O romance se constrói como uma investigação íntima: Delia busca compreender não apenas as circunstâncias da morte da mãe, mas também a complexa relação que sempre as uniu, feita de proximidade sufocante e de distâncias irreconciliáveis. A figura materna, ao mesmo tempo fascinante e perturbadora, torna-se o centro de uma narrativa que expõe os limites entre amor e ódio, desejo e repulsa.
Ferrante inaugura sua obra literária com uma escrita visceral, que não teme expor as zonas mais sombrias da experiência feminina. A prosa é direta, cortante, mas também carregada de lirismo, capaz de transformar a dor em matéria estética. O romance é marcado por uma atmosfera de claustrofobia, em que Nápoles surge como cenário opressivo, impregnado de violência, tradições e silêncios.
Delia é uma protagonista complexa, construída a partir de contradições: filha ressentida, mulher em busca de autonomia, mas ainda prisioneira das marcas deixadas pela mãe. A relação entre ambas é narrada como um campo de batalha emocional, em que o afeto se mistura à repulsa, e a memória se torna tanto revelação quanto ferida.
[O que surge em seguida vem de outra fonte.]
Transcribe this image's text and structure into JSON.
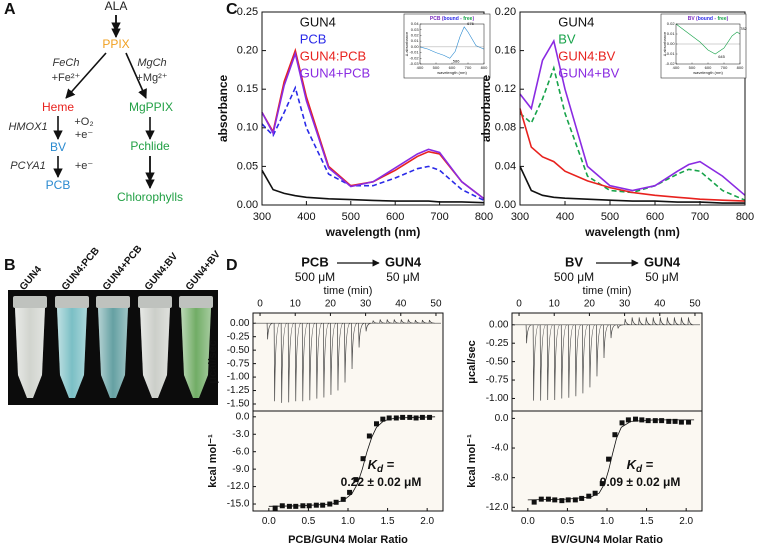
{
  "panels": [
    "A",
    "B",
    "C",
    "D"
  ],
  "pathway": {
    "nodes": [
      {
        "label": "ALA",
        "color": "#222222"
      },
      {
        "label": "PPIX",
        "color": "#f0a020"
      },
      {
        "label": "Heme",
        "color": "#e8221e"
      },
      {
        "label": "MgPPIX",
        "color": "#22a045"
      },
      {
        "label": "BV",
        "color": "#2a8ad0"
      },
      {
        "label": "PCB",
        "color": "#2a8ad0"
      },
      {
        "label": "Pchlide",
        "color": "#22a045"
      },
      {
        "label": "Chlorophylls",
        "color": "#22a045"
      }
    ],
    "enzymes": [
      "FeCh",
      "MgCh",
      "HMOX1",
      "PCYA1"
    ],
    "cofactors": [
      "+Fe²⁺",
      "+Mg²⁺",
      "+O₂",
      "+e⁻",
      "+e⁻"
    ]
  },
  "photo": {
    "labels": [
      "GUN4",
      "GUN4:PCB",
      "GUN4+PCB",
      "GUN4:BV",
      "GUN4+BV"
    ]
  },
  "chart_data": [
    {
      "type": "line",
      "xlabel": "wavelength (nm)",
      "ylabel": "absorbance",
      "legend": "upper-left",
      "xlim": [
        300,
        800
      ],
      "xticks": [
        300,
        400,
        500,
        600,
        700,
        800
      ],
      "ylim": [
        0,
        0.25
      ],
      "yticks": [
        {
          "value": 0,
          "label": "0.00"
        },
        0.05,
        {
          "value": 0.1,
          "label": "0.10"
        },
        0.15,
        {
          "value": 0.2,
          "label": "0.20"
        },
        0.25
      ],
      "x": [
        300,
        325,
        350,
        375,
        400,
        450,
        500,
        550,
        600,
        650,
        675,
        700,
        750,
        800
      ],
      "series": [
        {
          "name": "GUN4",
          "color": "#111111",
          "dashed": false,
          "values": [
            0.045,
            0.02,
            0.015,
            0.012,
            0.01,
            0.008,
            0.007,
            0.006,
            0.005,
            0.005,
            0.005,
            0.004,
            0.004,
            0.003
          ]
        },
        {
          "name": "PCB",
          "color": "#2a2ae8",
          "dashed": true,
          "values": [
            0.105,
            0.09,
            0.12,
            0.152,
            0.1,
            0.04,
            0.025,
            0.025,
            0.035,
            0.047,
            0.05,
            0.045,
            0.02,
            0.006
          ]
        },
        {
          "name": "GUN4:PCB",
          "color": "#e8221e",
          "dashed": false,
          "values": [
            0.12,
            0.095,
            0.16,
            0.2,
            0.14,
            0.05,
            0.025,
            0.03,
            0.045,
            0.063,
            0.069,
            0.066,
            0.03,
            0.008
          ]
        },
        {
          "name": "GUN4+PCB",
          "color": "#8a2be2",
          "dashed": false,
          "values": [
            0.12,
            0.093,
            0.155,
            0.196,
            0.135,
            0.048,
            0.024,
            0.03,
            0.048,
            0.066,
            0.072,
            0.068,
            0.03,
            0.008
          ]
        }
      ]
    },
    {
      "type": "line",
      "title_parts": [
        "PCB (",
        "bound",
        " - ",
        "free",
        ")"
      ],
      "title_colors": [
        "#7a2bbf",
        "#2a2ae8",
        "#7a2bbf",
        "#17a34a",
        "#7a2bbf"
      ],
      "xlabel": "wavelength (nm)",
      "ylabel": "Δ absorbance",
      "xlim": [
        400,
        800
      ],
      "xticks": [
        400,
        500,
        600,
        700,
        800
      ],
      "ylim": [
        -0.03,
        0.04
      ],
      "yticks": [
        0.04,
        0.03,
        0.02,
        0.01,
        {
          "value": 0,
          "label": "0.00"
        },
        -0.01,
        -0.02,
        -0.03
      ],
      "series": [
        {
          "color": "#2a8ad0",
          "dashed": false,
          "x": [
            400,
            450,
            500,
            550,
            586,
            620,
            650,
            676,
            700,
            750,
            800
          ],
          "values": [
            0.0,
            -0.004,
            -0.01,
            -0.015,
            -0.02,
            -0.008,
            0.018,
            0.035,
            0.026,
            0.002,
            -0.004
          ]
        }
      ],
      "annotations": [
        {
          "label": "676",
          "x": 676,
          "y": 0.035
        },
        {
          "label": "586",
          "x": 586,
          "y": -0.02
        }
      ]
    },
    {
      "type": "line",
      "xlabel": "wavelength (nm)",
      "ylabel": "absorbance",
      "legend": "upper-left",
      "xlim": [
        300,
        800
      ],
      "xticks": [
        300,
        400,
        500,
        600,
        700,
        800
      ],
      "ylim": [
        0,
        0.2
      ],
      "yticks": [
        {
          "value": 0,
          "label": "0.00"
        },
        0.04,
        0.08,
        0.12,
        0.16,
        {
          "value": 0.2,
          "label": "0.20"
        }
      ],
      "x": [
        300,
        325,
        350,
        375,
        400,
        450,
        500,
        550,
        600,
        650,
        675,
        700,
        750,
        800
      ],
      "series": [
        {
          "name": "GUN4",
          "color": "#111111",
          "dashed": false,
          "values": [
            0.04,
            0.015,
            0.01,
            0.008,
            0.007,
            0.006,
            0.005,
            0.004,
            0.004,
            0.003,
            0.003,
            0.003,
            0.002,
            0.002
          ]
        },
        {
          "name": "BV",
          "color": "#17a34a",
          "dashed": true,
          "values": [
            0.095,
            0.085,
            0.11,
            0.142,
            0.095,
            0.03,
            0.015,
            0.013,
            0.02,
            0.032,
            0.037,
            0.035,
            0.015,
            0.005
          ]
        },
        {
          "name": "GUN4:BV",
          "color": "#e8221e",
          "dashed": false,
          "values": [
            0.1,
            0.06,
            0.05,
            0.045,
            0.035,
            0.025,
            0.018,
            0.013,
            0.01,
            0.008,
            0.007,
            0.006,
            0.005,
            0.004
          ]
        },
        {
          "name": "GUN4+BV",
          "color": "#8a2be2",
          "dashed": false,
          "values": [
            0.115,
            0.1,
            0.15,
            0.17,
            0.12,
            0.04,
            0.02,
            0.015,
            0.02,
            0.035,
            0.042,
            0.045,
            0.03,
            0.01
          ]
        }
      ]
    },
    {
      "type": "line",
      "title_parts": [
        "BV (",
        "bound",
        " - ",
        "free",
        ")"
      ],
      "title_colors": [
        "#7a2bbf",
        "#2a2ae8",
        "#7a2bbf",
        "#17a34a",
        "#7a2bbf"
      ],
      "xlabel": "wavelength (nm)",
      "ylabel": "Δ absorbance",
      "xlim": [
        400,
        800
      ],
      "xticks": [
        400,
        500,
        600,
        700,
        800
      ],
      "ylim": [
        -0.02,
        0.02
      ],
      "yticks": [
        0.02,
        0.01,
        {
          "value": 0,
          "label": "0.00"
        },
        -0.01,
        -0.02
      ],
      "series": [
        {
          "color": "#17a34a",
          "dashed": false,
          "x": [
            400,
            450,
            500,
            550,
            600,
            645,
            700,
            750,
            782,
            800
          ],
          "values": [
            0.02,
            0.014,
            0.008,
            0.002,
            -0.006,
            -0.01,
            -0.004,
            0.008,
            0.012,
            0.01
          ]
        }
      ],
      "annotations": [
        {
          "label": "782",
          "x": 782,
          "y": 0.012
        },
        {
          "label": "645",
          "x": 645,
          "y": -0.01
        }
      ]
    },
    {
      "type": "thermogram",
      "header": {
        "titrant": "PCB",
        "titrant_conc": "500 μM",
        "cell": "GUN4",
        "cell_conc": "50 μM"
      },
      "xlabel": "time (min)",
      "xaxis": "top",
      "ylabel": "μcal/sec",
      "color": "#444444",
      "xlim": [
        -2,
        52
      ],
      "xticks": [
        0,
        10,
        20,
        30,
        40,
        50
      ],
      "ylim": [
        -1.63,
        0.19
      ],
      "yticks": [
        {
          "value": 0,
          "label": "0.00"
        },
        -0.25,
        {
          "value": -0.5,
          "label": "-0.50"
        },
        -0.75,
        {
          "value": -1,
          "label": "-1.00"
        },
        -1.25,
        {
          "value": -1.5,
          "label": "-1.50"
        }
      ],
      "x": [
        2,
        4,
        6,
        8,
        10,
        12,
        14,
        16,
        18,
        20,
        22,
        24,
        26,
        28,
        30,
        32,
        34,
        36,
        38,
        40,
        42,
        44,
        46,
        48
      ],
      "values": [
        -0.3,
        -1.45,
        -1.48,
        -1.47,
        -1.45,
        -1.45,
        -1.43,
        -1.4,
        -1.38,
        -1.33,
        -1.25,
        -1.1,
        -0.85,
        -0.45,
        -0.15,
        0.05,
        0.07,
        0.07,
        0.07,
        0.07,
        0.07,
        0.06,
        0.06,
        0.06
      ]
    },
    {
      "type": "scatter",
      "xlabel": "PCB/GUN4 Molar Ratio",
      "ylabel": "kcal mol⁻¹",
      "xlim": [
        -0.2,
        2.2
      ],
      "xticks": [
        {
          "value": 0,
          "label": "0.0"
        },
        {
          "value": 0.5,
          "label": "0.5"
        },
        {
          "value": 1,
          "label": "1.0"
        },
        {
          "value": 1.5,
          "label": "1.5"
        },
        {
          "value": 2,
          "label": "2.0"
        }
      ],
      "ylim": [
        -16.2,
        1.0
      ],
      "yticks": [
        {
          "value": 0,
          "label": "0.0"
        },
        {
          "value": -3,
          "label": "-3.0"
        },
        {
          "value": -6,
          "label": "-6.0"
        },
        {
          "value": -9,
          "label": "-9.0"
        },
        {
          "value": -12,
          "label": "-12.0"
        },
        {
          "value": -15,
          "label": "-15.0"
        }
      ],
      "kd": {
        "symbol": "K",
        "subscript": "d",
        "relation": " =",
        "value": "0.22 ± 0.02 μM"
      },
      "series": [
        {
          "style": "markers",
          "color": "#111111",
          "x": [
            0.08,
            0.17,
            0.26,
            0.34,
            0.43,
            0.51,
            0.6,
            0.68,
            0.77,
            0.85,
            0.94,
            1.02,
            1.1,
            1.19,
            1.27,
            1.36,
            1.44,
            1.52,
            1.61,
            1.69,
            1.78,
            1.86,
            1.94,
            2.03
          ],
          "values": [
            -15.7,
            -15.3,
            -15.4,
            -15.4,
            -15.3,
            -15.3,
            -15.2,
            -15.2,
            -15.0,
            -14.7,
            -14.2,
            -13.0,
            -10.8,
            -7.2,
            -3.3,
            -1.2,
            -0.4,
            -0.2,
            -0.2,
            -0.1,
            -0.1,
            -0.2,
            -0.1,
            -0.1
          ]
        },
        {
          "style": "line",
          "color": "#111111",
          "x": [
            0.0,
            0.4,
            0.8,
            0.95,
            1.05,
            1.12,
            1.18,
            1.24,
            1.3,
            1.36,
            1.45,
            1.6,
            2.1
          ],
          "values": [
            -15.4,
            -15.3,
            -15.0,
            -14.3,
            -13.2,
            -11.5,
            -9.0,
            -6.0,
            -3.5,
            -1.8,
            -0.7,
            -0.2,
            0.0
          ]
        }
      ]
    },
    {
      "type": "thermogram",
      "header": {
        "titrant": "BV",
        "titrant_conc": "500 μM",
        "cell": "GUN4",
        "cell_conc": "50 μM"
      },
      "xlabel": "time (min)",
      "xaxis": "top",
      "ylabel": "μcal/sec",
      "color": "#444444",
      "xlim": [
        -2,
        52
      ],
      "xticks": [
        0,
        10,
        20,
        30,
        40,
        50
      ],
      "ylim": [
        -1.17,
        0.16
      ],
      "yticks": [
        {
          "value": 0,
          "label": "0.00"
        },
        -0.25,
        {
          "value": -0.5,
          "label": "-0.50"
        },
        -0.75,
        {
          "value": -1,
          "label": "-1.00"
        }
      ],
      "x": [
        2,
        4,
        6,
        8,
        10,
        12,
        14,
        16,
        18,
        20,
        22,
        24,
        26,
        28,
        30,
        32,
        34,
        36,
        38,
        40,
        42,
        44,
        46,
        48
      ],
      "values": [
        -0.25,
        -1.03,
        -1.03,
        -1.02,
        -1.02,
        -1.0,
        -0.99,
        -0.97,
        -0.93,
        -0.85,
        -0.7,
        -0.45,
        -0.18,
        -0.05,
        0.08,
        0.1,
        0.1,
        0.1,
        0.1,
        0.1,
        0.1,
        0.1,
        0.1,
        0.1
      ]
    },
    {
      "type": "scatter",
      "xlabel": "BV/GUN4 Molar Ratio",
      "ylabel": "kcal mol⁻¹",
      "xlim": [
        -0.2,
        2.2
      ],
      "xticks": [
        {
          "value": 0,
          "label": "0.0"
        },
        {
          "value": 0.5,
          "label": "0.5"
        },
        {
          "value": 1,
          "label": "1.0"
        },
        {
          "value": 1.5,
          "label": "1.5"
        },
        {
          "value": 2,
          "label": "2.0"
        }
      ],
      "ylim": [
        -12.5,
        1.0
      ],
      "yticks": [
        {
          "value": 0,
          "label": "0.0"
        },
        {
          "value": -4,
          "label": "-4.0"
        },
        {
          "value": -8,
          "label": "-8.0"
        },
        {
          "value": -12,
          "label": "-12.0"
        }
      ],
      "kd": {
        "symbol": "K",
        "subscript": "d",
        "relation": " =",
        "value": "0.09 ± 0.02 μM"
      },
      "series": [
        {
          "style": "markers",
          "color": "#111111",
          "x": [
            0.08,
            0.17,
            0.26,
            0.34,
            0.43,
            0.51,
            0.6,
            0.68,
            0.77,
            0.85,
            0.94,
            1.02,
            1.1,
            1.19,
            1.27,
            1.36,
            1.44,
            1.52,
            1.61,
            1.69,
            1.78,
            1.86,
            1.94,
            2.03
          ],
          "values": [
            -11.3,
            -10.9,
            -10.9,
            -11.0,
            -11.1,
            -11.0,
            -11.0,
            -10.8,
            -10.5,
            -10.1,
            -8.8,
            -5.5,
            -2.2,
            -0.6,
            -0.2,
            -0.1,
            -0.2,
            -0.3,
            -0.3,
            -0.3,
            -0.4,
            -0.4,
            -0.5,
            -0.5
          ]
        },
        {
          "style": "line",
          "color": "#111111",
          "x": [
            0.0,
            0.5,
            0.8,
            0.9,
            0.97,
            1.02,
            1.07,
            1.12,
            1.18,
            1.3,
            1.6,
            2.1
          ],
          "values": [
            -11.0,
            -10.9,
            -10.6,
            -10.1,
            -8.8,
            -7.0,
            -4.8,
            -2.7,
            -1.2,
            -0.4,
            -0.2,
            -0.2
          ]
        }
      ]
    }
  ]
}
O estilo de Ferrante já anuncia os traços que se tornariam característicos em sua obra posterior: a exploração da intimidade feminina, a atenção às tensões familiares, o retrato cru da vida napolitana e a capacidade de transformar experiências pessoais em reflexão universal. Um amor incômodo é, assim, um romance inaugural que impressiona pela coragem e pela densidade, que permanece atual por sua abordagem sem concessões da maternidade e da identidade.